Climate change is hitting the world's poor the hardest, IPCC co-author says

The most recent report from the Intergovernmental Panel on Climate Change is a compendium of ways that global warming is already harming human populations from the equator to the poles. And in that report, one fact that emerges repeatedly is that the people suffering the most harm are overwhelmingly the most disadvantaged.

“Across sectors and regions the most vulnerable people and systems are observed to be disproportionately affected,” the report states. “Climate change is contributing to humanitarian crises where climate hazards interact with high vulnerability. Climate and weather extremes are increasingly driving displacement in all regions, with small island states disproportionately affected. Flood and drought-related acute food insecurity and malnutrition have increased in Africa and Central and South America.”

This inequity is an affront to the notion of climate justice — the idea that the costs of climate change should be shared equitably between nations and within them.

Adelle Thomas, senior Caribbean research associate for the think tank Climate Analytics and a co-author of the IPCC's recently released Sixth Assessment Working Group II report, is an expert on climate justice. She recently joined Yahoo News’ "Climate Crisis Podcast" to discuss the concept of climate justice and how it relates to the new report.

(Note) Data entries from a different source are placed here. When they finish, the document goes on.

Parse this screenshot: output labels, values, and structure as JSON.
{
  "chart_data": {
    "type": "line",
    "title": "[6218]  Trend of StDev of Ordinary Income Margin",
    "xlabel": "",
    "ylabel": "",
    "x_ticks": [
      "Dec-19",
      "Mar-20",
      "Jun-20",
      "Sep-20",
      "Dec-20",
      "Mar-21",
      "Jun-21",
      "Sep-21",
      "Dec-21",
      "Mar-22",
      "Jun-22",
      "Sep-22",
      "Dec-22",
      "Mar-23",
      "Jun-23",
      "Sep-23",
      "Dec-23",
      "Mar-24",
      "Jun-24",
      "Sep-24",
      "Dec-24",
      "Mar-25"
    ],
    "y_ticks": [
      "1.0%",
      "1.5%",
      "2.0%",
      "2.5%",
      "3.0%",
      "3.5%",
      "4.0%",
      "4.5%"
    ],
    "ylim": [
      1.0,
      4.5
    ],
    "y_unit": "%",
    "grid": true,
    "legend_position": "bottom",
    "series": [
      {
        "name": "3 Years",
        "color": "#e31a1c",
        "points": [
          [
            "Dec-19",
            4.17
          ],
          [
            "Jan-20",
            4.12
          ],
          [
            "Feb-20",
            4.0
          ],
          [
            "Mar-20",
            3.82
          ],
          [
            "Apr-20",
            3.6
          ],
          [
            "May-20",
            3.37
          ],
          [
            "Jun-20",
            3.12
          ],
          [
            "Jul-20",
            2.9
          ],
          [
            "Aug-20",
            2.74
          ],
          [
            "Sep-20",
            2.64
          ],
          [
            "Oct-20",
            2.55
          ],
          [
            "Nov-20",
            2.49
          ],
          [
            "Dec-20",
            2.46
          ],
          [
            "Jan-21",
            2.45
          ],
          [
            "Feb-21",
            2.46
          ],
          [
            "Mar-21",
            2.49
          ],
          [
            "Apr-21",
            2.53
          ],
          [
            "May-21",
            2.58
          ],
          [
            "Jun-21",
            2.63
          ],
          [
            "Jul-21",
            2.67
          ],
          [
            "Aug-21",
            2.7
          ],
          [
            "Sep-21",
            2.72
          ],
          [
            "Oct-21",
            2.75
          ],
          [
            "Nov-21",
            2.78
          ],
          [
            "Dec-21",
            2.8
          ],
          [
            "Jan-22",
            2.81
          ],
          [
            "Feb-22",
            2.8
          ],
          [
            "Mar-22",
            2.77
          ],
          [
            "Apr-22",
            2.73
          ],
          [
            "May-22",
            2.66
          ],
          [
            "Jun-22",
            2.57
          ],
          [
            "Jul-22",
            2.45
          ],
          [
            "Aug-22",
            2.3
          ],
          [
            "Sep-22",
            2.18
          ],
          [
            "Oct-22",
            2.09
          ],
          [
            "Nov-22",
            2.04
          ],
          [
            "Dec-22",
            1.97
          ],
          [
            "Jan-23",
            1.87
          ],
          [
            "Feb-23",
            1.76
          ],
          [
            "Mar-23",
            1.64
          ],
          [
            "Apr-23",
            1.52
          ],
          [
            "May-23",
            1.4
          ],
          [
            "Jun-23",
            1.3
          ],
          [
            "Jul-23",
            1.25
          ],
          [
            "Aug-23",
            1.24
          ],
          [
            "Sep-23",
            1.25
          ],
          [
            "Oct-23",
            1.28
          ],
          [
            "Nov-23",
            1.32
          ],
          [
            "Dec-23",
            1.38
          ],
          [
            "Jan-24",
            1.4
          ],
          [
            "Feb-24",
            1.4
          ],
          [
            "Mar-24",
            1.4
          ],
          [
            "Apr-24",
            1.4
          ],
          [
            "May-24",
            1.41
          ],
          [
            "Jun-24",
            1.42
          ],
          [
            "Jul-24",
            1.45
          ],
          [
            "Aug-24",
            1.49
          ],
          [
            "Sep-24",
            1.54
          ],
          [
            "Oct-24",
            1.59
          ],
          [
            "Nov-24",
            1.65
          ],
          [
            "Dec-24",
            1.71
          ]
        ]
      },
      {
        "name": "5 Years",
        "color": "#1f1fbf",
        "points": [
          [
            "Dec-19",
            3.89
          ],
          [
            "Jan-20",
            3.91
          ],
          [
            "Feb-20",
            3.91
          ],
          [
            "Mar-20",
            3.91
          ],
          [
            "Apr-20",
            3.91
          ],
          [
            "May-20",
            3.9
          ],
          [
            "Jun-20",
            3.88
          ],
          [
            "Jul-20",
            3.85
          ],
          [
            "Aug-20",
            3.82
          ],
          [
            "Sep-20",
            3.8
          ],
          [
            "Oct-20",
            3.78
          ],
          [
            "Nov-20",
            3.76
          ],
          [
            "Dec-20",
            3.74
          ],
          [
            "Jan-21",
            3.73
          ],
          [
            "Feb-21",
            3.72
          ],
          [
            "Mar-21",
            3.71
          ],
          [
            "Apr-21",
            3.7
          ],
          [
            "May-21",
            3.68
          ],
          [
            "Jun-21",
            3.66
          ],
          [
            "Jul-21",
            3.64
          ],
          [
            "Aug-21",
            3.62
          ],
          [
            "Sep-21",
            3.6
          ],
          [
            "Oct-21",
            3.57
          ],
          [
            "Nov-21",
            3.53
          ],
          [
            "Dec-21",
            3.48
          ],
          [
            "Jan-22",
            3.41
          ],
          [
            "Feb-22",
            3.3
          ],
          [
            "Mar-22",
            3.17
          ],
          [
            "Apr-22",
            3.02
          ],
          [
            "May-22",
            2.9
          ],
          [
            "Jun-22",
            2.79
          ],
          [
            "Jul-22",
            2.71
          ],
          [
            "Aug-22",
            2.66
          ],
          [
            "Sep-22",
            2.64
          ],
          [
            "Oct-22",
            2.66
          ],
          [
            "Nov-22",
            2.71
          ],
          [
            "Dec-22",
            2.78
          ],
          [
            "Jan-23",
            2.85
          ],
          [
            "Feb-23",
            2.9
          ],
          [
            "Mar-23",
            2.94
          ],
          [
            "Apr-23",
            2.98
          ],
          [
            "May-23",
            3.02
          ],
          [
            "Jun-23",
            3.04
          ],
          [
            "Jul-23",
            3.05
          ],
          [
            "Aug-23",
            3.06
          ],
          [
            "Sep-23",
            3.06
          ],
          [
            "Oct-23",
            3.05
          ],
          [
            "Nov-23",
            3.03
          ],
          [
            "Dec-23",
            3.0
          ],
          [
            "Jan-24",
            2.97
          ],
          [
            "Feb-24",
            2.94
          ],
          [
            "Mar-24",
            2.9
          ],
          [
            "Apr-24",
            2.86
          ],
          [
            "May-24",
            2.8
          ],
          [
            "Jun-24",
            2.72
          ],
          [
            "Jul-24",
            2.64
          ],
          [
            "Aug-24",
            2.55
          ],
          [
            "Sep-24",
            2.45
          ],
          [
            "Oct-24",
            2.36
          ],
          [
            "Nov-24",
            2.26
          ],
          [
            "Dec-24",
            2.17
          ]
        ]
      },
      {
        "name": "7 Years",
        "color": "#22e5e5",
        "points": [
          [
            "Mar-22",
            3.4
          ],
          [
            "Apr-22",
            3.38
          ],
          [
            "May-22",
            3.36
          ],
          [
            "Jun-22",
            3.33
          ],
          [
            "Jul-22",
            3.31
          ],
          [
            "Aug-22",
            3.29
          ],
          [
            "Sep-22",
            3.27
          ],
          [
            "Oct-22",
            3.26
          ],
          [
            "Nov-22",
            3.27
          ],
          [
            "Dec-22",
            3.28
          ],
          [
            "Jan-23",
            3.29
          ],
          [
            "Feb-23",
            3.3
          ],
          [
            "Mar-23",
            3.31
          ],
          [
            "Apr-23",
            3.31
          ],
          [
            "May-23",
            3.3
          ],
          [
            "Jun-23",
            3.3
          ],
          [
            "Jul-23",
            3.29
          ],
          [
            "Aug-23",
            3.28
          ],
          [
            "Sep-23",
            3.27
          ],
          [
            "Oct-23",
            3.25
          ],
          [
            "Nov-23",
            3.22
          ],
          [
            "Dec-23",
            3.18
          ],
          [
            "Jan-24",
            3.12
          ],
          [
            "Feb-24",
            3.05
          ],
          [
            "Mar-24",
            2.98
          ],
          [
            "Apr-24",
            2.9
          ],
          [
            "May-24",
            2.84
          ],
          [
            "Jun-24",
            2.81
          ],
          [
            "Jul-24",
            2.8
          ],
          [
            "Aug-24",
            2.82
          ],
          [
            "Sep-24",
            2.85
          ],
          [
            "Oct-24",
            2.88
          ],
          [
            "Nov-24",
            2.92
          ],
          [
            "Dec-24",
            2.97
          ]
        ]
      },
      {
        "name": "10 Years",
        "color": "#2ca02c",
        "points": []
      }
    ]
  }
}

Thomas said the report is a breakthrough for the IPCC because it is the first time the organization has cataloged the harm climate change has already caused, which climate justice advocates refer to as “loss and damage.”

The report, she hopes, will give momentum to efforts by developing countries to obtain more financing from developed countries to compensate for climate-change-related losses and to adapt to climate change in order to minimize future impacts.

A plant grows in a dry water hole in Kenya.
A plant grows in a dry water hole in Kilifi County, Kenya, in February. (Baz Ratner/Reuters)

The movement for climate justice “has coalesced around loss and damage,” Thomas said. “In this report, we actually report on losses and damages, which are the negative impacts and negative risks of climate change. And I think, you know, we have some really strong wording in there around losses and damages being experienced now, adaptation not being able to prevent all losses and damages, and existing institutions and financial structures not [being] sufficient for losses and damages that are being experienced now.

“What I think that this report does is, it really highlights that there's a need to focus on losses and damages, and shows how these are unjustly distributed,” Thomas continued. “I think it's really solid scientific evidence that adds to the advocacy work that has gone around climate justice. So there is scientific backing for the advocacy work.”